As we've mentioned, it's always a good recommendation to make sure that, when you launch a program, you've thought about how you're going to measure its successes. When we see that missing in a program design, we take the opportunity to recommend that. You achieve what you measure, so every good plan should have some good performance indicators and good measurements to make sure that you know when you're achieving your intended result.

5:10 p.m.

Conservative

Brad Redekopp Conservative Saskatoon West, SK

Thank you.

This is for the environment commissioner.

You appeared at this committee in March and reported that the government is “not adequately prepared” for some of its commitments on the environment. In particular, I believe you said that it had “no implementation plan with a system to measure, monitor and report on progress nationally.” The government announced new targets in September's throne speech for planting trees and for the protection of terrestrial and aquatic areas.

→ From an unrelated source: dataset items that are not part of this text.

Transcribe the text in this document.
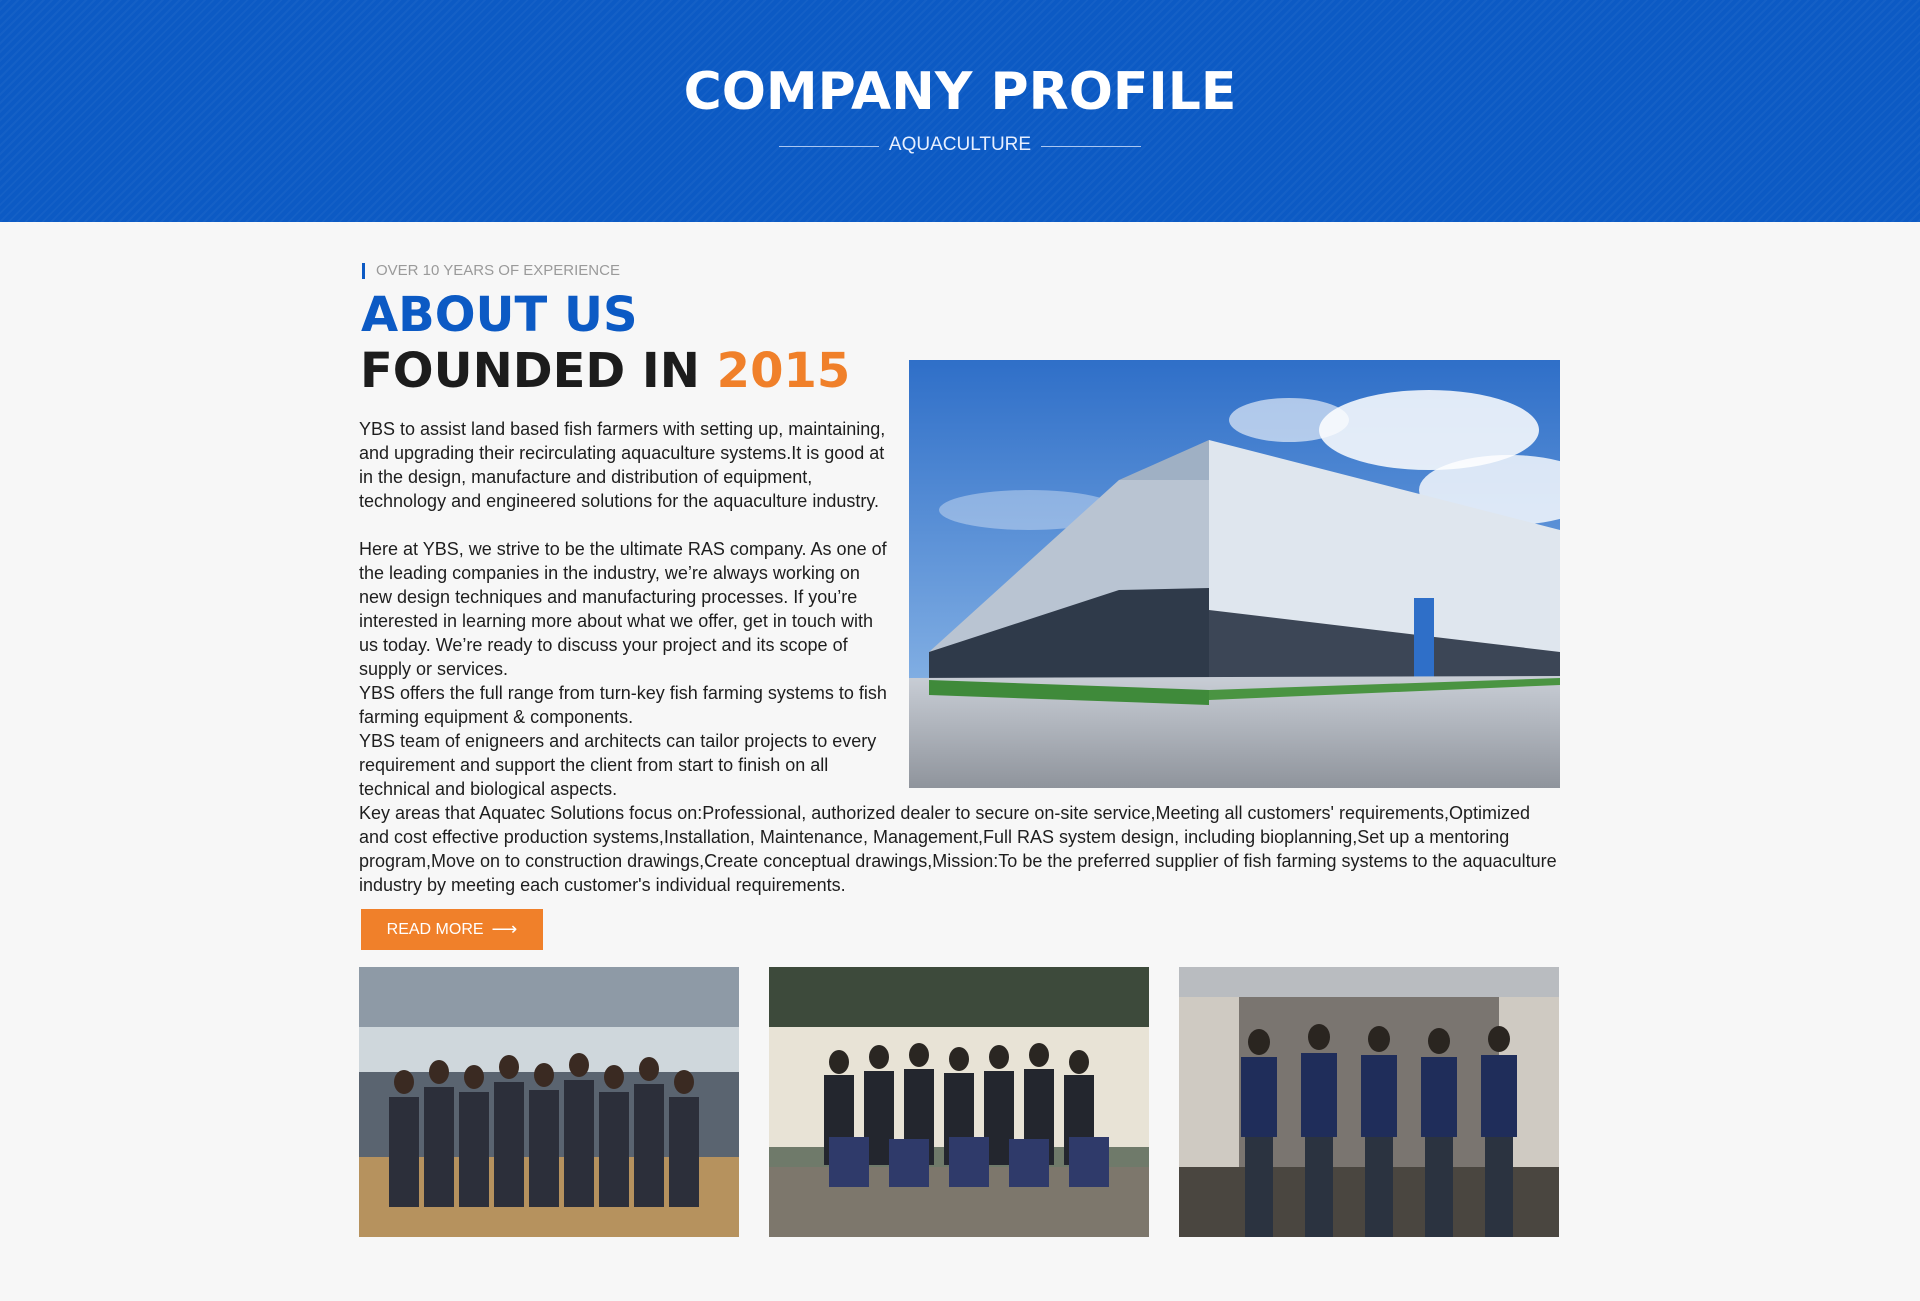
COMPANY PROFILE
AQUACULTURE
OVER 10 YEARS OF EXPERIENCE
ABOUT US
FOUNDED IN 2015

YBS to assist land based fish farmers with setting up, maintaining, and upgrading their recirculating aquaculture systems.It is good at in the design, manufacture and distribution of equipment, technology and engineered solutions for the aquaculture industry.

Here at YBS, we strive to be the ultimate RAS company. As one of the leading companies in the industry, we’re always working on new design techniques and manufacturing processes. If you’re interested in learning more about what we offer, get in touch with us today. We’re ready to discuss your project and its scope of supply or services.

YBS offers the full range from turn-key fish farming systems to fish farming equipment & components.

YBS team of enigneers and architects can tailor projects to every requirement and support the client from start to finish on all technical and biological aspects.

Key areas that Aquatec Solutions focus on:Professional, authorized dealer to secure on-site service,Meeting all customers' requirements,Optimized and cost effective production systems,Installation, Maintenance, Management,Full RAS system design, including bioplanning,Set up a mentoring program,Move on to construction drawings,Create conceptual drawings,Mission:To be the preferred supplier of fish farming systems to the aquaculture industry by meeting each customer's individual requirements.

READ MORE ⟶
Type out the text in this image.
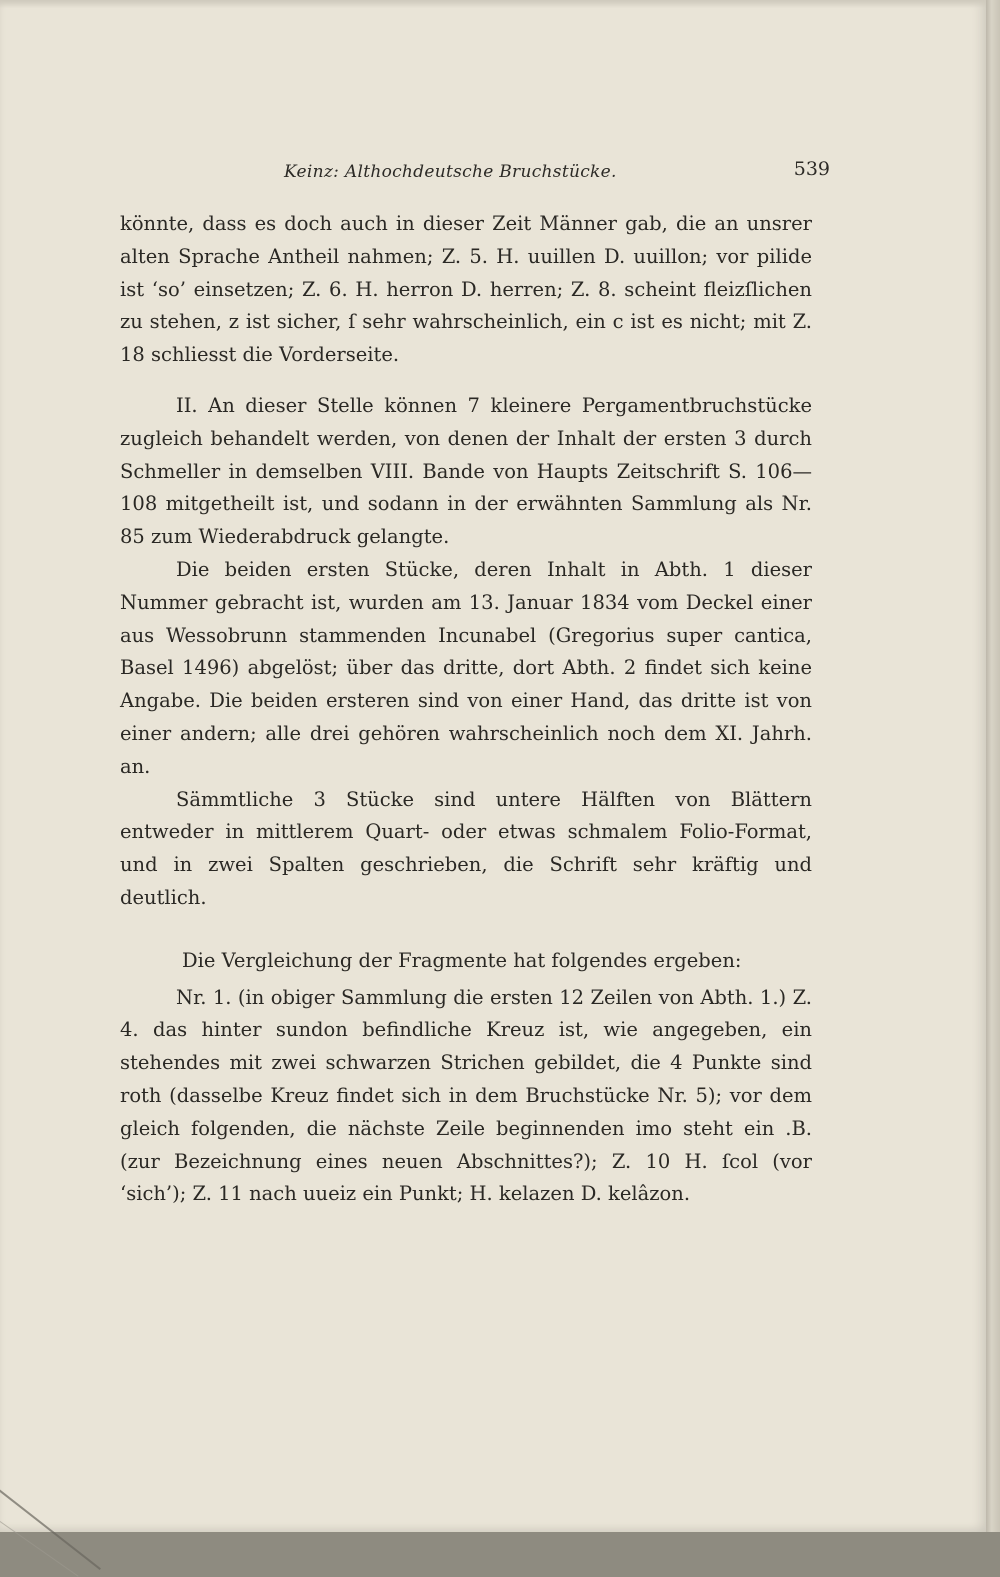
Keinz: Althochdeutsche Bruchstücke.	539

könnte, dass es doch auch in dieser Zeit Männer gab, die an unsrer alten Sprache Antheil nahmen; Z. 5. H. uuillen D. uuillon; vor pilide ist ‘so’ einsetzen; Z. 6. H. herron D. herren; Z. 8. scheint fleizſlichen zu stehen, z ist sicher, ſ sehr wahrscheinlich, ein c ist es nicht; mit Z. 18 schliesst die Vorderseite.

II. An dieser Stelle können 7 kleinere Pergamentbruchstücke zugleich behandelt werden, von denen der Inhalt der ersten 3 durch Schmeller in demselben VIII. Bande von Haupts Zeitschrift S. 106—108 mitgetheilt ist, und sodann in der erwähnten Sammlung als Nr. 85 zum Wiederabdruck gelangte.

Die beiden ersten Stücke, deren Inhalt in Abth. 1 dieser Nummer gebracht ist, wurden am 13. Januar 1834 vom Deckel einer aus Wessobrunn stammenden Incunabel (Gregorius super cantica, Basel 1496) abgelöst; über das dritte, dort Abth. 2 findet sich keine Angabe. Die beiden ersteren sind von einer Hand, das dritte ist von einer andern; alle drei gehören wahrscheinlich noch dem XI. Jahrh. an.

Sämmtliche 3 Stücke sind untere Hälften von Blättern entweder in mittlerem Quart- oder etwas schmalem Folio-Format, und in zwei Spalten geschrieben, die Schrift sehr kräftig und deutlich.

Die Vergleichung der Fragmente hat folgendes ergeben:

Nr. 1. (in obiger Sammlung die ersten 12 Zeilen von Abth. 1.) Z. 4. das hinter sundon befindliche Kreuz ist, wie angegeben, ein stehendes mit zwei schwarzen Strichen gebildet, die 4 Punkte sind roth (dasselbe Kreuz findet sich in dem Bruchstücke Nr. 5); vor dem gleich folgenden, die nächste Zeile beginnenden imo steht ein .B. (zur Bezeichnung eines neuen Abschnittes?); Z. 10 H. ſcol (vor ‘sich’); Z. 11 nach uueiz ein Punkt; H. kelazen D. kelâzon.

If it cannot, in your words, “measure, monitor and report”, what is your expectation for these programs to succeed?

5:15 p.m.

Deputy Auditor General and Interim Commissioner of the Environment and Sustainable Development, Office of the Auditor General

Andrew Hayes

That would be exactly what we would go in to audit. We would use the criteria the government has set for itself, the expectations it set, and we would hold it to those very criteria. We would report on the progress that it reaches. We would, obviously, base our reports on exactly what we see in doing our work.

5:15 p.m.

Conservative

Brad Redekopp Conservative Saskatoon West, SK

How can you audit a program when there are poor measurements and poor reporting—poor monitoring?

5:15 p.m.

Deputy Auditor General and Interim Commissioner of the Environment and Sustainable Development, Office of the Auditor General

Andrew Hayes

In those cases, we generally report to Parliament the weaknesses in the measurements and reporting. We bring that forward and we make recommendations for improvement.

5:15 p.m.

Conservative

Brad Redekopp Conservative Saskatoon West, SK

In the case of a project like the tree planting, what are some examples of best practices for measurements that could be used?

5:15 p.m.

Deputy Auditor General and Interim Commissioner of the Environment and Sustainable Development, Office of the Auditor General

Andrew Hayes

I'm not actually familiar with the best practices. That would be something that we would look at when we are designing our audit. We would look at other jurisdictions and the way that they do the measurements and reporting.